In Parlamento giacciono diverse proposte di intervento, l’estate non diventi un alibi per congelare scelte che devono essere veloci ed efficaci. L’Abi segnala che il titolare del mutuo può: concordare con la propria banca l’allungamento della durata del proprio mutuo; chiedere una revisione di altre condizioni contrattuali; effettuare la cosiddetta portabilità/surroga dei mutui, cioè la possibilità di trasferire senza spese e costi il proprio mutuo ipotecario presso un’altra banca, modificandone le relative condizioni contrattuali; ricorrere al Fondo di solidarietà per i mutui prima casa cosiddetto Fondo Gasparrini che permette di sospendere il pagamento della rata del mutuo ipotecario per l’acquisto dell’abitazione principale, fino a 18 mesi, allungando il piano di ammortamento per il periodo della sospensione, in caso di eventi quali, ad esempio, la perdita del posto di lavoro, la riduzione dell’orario di lavoro (cosiddetta cassa integrazione) o la riduzione del fatturato per i lavoratori autonomi; trasformare il mutuo da tasso variabile a tasso fisso.

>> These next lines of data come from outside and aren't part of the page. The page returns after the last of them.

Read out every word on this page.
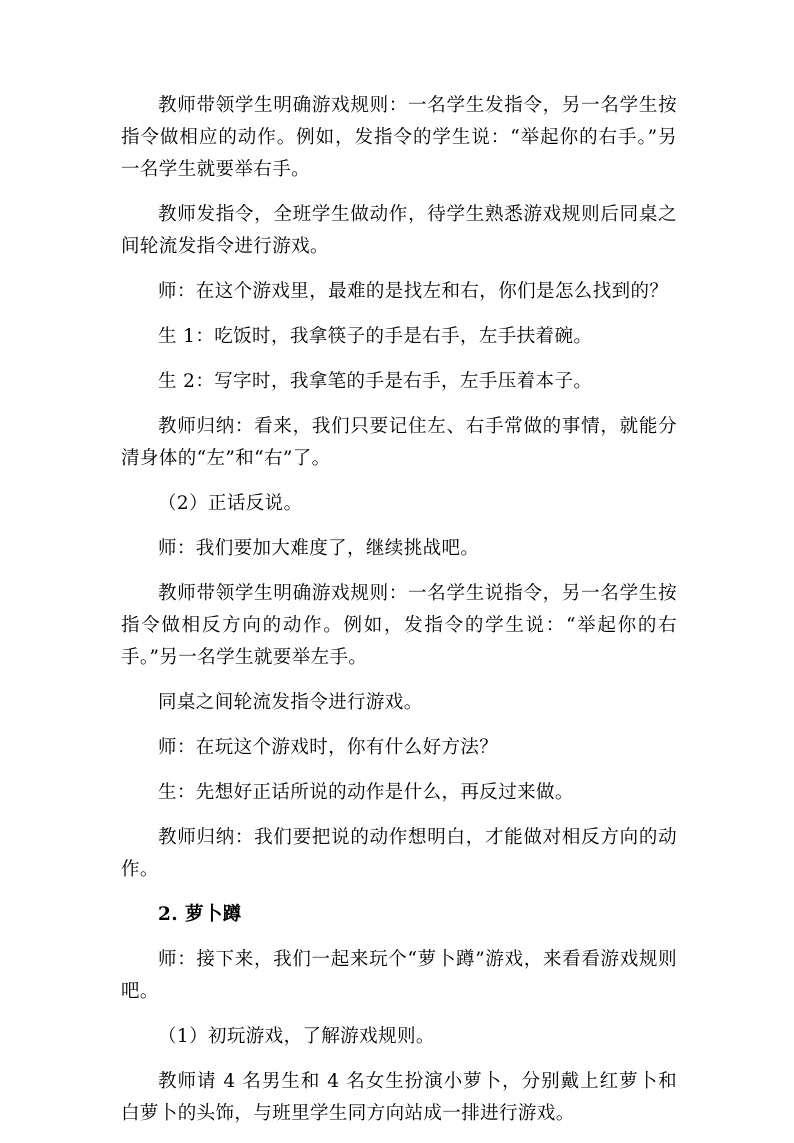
教师带领学生明确游戏规则：一名学生发指令，另一名学生按指令做相应的动作。例如，发指令的学生说：“举起你的右手。”另一名学生就要举右手。

教师发指令，全班学生做动作，待学生熟悉游戏规则后同桌之间轮流发指令进行游戏。

师：在这个游戏里，最难的是找左和右，你们是怎么找到的？

生 1：吃饭时，我拿筷子的手是右手，左手扶着碗。

生 2：写字时，我拿笔的手是右手，左手压着本子。

教师归纳：看来，我们只要记住左、右手常做的事情，就能分清身体的“左”和“右”了。

（2）正话反说。

师：我们要加大难度了，继续挑战吧。

教师带领学生明确游戏规则：一名学生说指令，另一名学生按指令做相反方向的动作。例如，发指令的学生说：“举起你的右手。”另一名学生就要举左手。

同桌之间轮流发指令进行游戏。

师：在玩这个游戏时，你有什么好方法？

生：先想好正话所说的动作是什么，再反过来做。

教师归纳：我们要把说的动作想明白，才能做对相反方向的动作。

2. 萝卜蹲

师：接下来，我们一起来玩个“萝卜蹲”游戏，来看看游戏规则吧。

（1）初玩游戏，了解游戏规则。

教师请 4 名男生和 4 名女生扮演小萝卜，分别戴上红萝卜和白萝卜的头饰，与班里学生同方向站成一排进行游戏。
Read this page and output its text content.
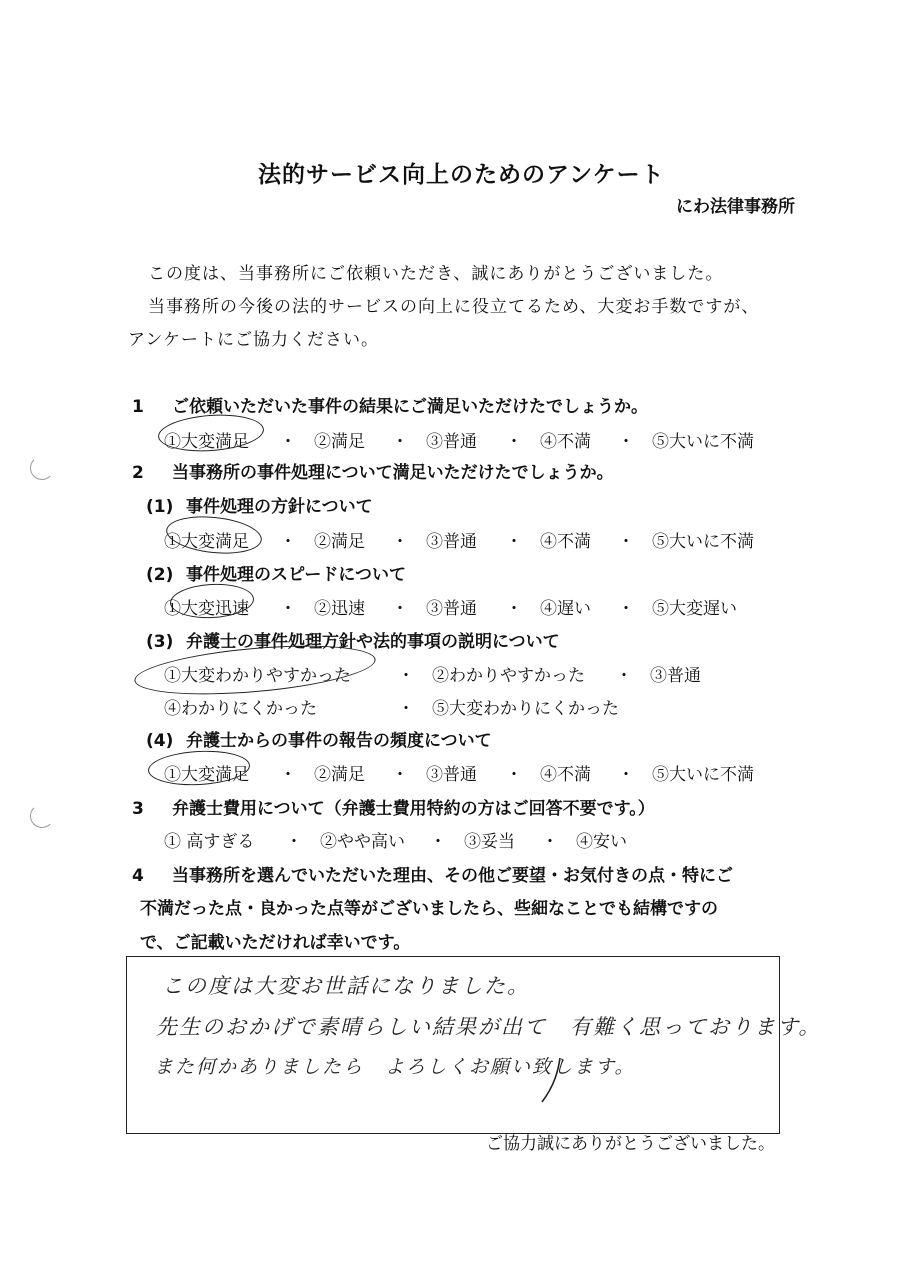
法的サービス向上のためのアンケート
にわ法律事務所
この度は、当事務所にご依頼いただき、誠にありがとうございました。
当事務所の今後の法的サービスの向上に役立てるため、大変お手数ですが、
アンケートにご協力ください。
1 ご依頼いただいた事件の結果にご満足いただけたでしょうか。
①大変満足 ・ ②満足 ・ ③普通 ・ ④不満 ・ ⑤大いに不満
2 当事務所の事件処理について満足いただけたでしょうか。
(1) 事件処理の方針について
①大変満足 ・ ②満足 ・ ③普通 ・ ④不満 ・ ⑤大いに不満
(2) 事件処理のスピードについて
①大変迅速 ・ ②迅速 ・ ③普通 ・ ④遅い ・ ⑤大変遅い
(3) 弁護士の事件処理方針や法的事項の説明について
①大変わかりやすかった	・ ②わかりやすかった ・ ③普通
④わかりにくかった	・ ⑤大変わかりにくかった
(4) 弁護士からの事件の報告の頻度について
①大変満足 ・ ②満足 ・ ③普通 ・ ④不満 ・ ⑤大いに不満
3 弁護士費用について（弁護士費用特約の方はご回答不要です。）
① 高すぎる ・ ②やや高い ・ ③妥当 ・ ④安い
4 当事務所を選んでいただいた理由、その他ご要望・お気付きの点・特にご
不満だった点・良かった点等がございましたら、些細なことでも結構ですの
で、ご記載いただければ幸いです。
この度は大変お世話になりました。
先生のおかげで素晴らしい結果が出て　有難く思っております。
また何かありましたら　よろしくお願い致します。
ご協力誠にありがとうございました。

La legge di bilancio per il 2023 ha disposto che le banche siano obbligate alla trasformazione, in caso di richiesta del mutuatario che non sia in ritardo nei rimborsi, per i mutui di importo fino a 200.000 euro e con l’Isee del mutuatario che non deve superare i 35.000 euro. A parte tutto ciò, il sistema creditizio - si pensi soprattutto alle banche locali - mandi segnali forti. La linea guida potrebbe essere quella tracciata dalla Banca Etica, che ha deciso di destinare una cifra vicina al 10% dell’utile maturato nel 2022 a un pacchetto di misure di sostegno a favore di soci e clienti che hanno un mutuo prima casa a tasso variabile e stanno fronteggiando le conseguenze dell’incremento progressivo e continuo del costo del denaro.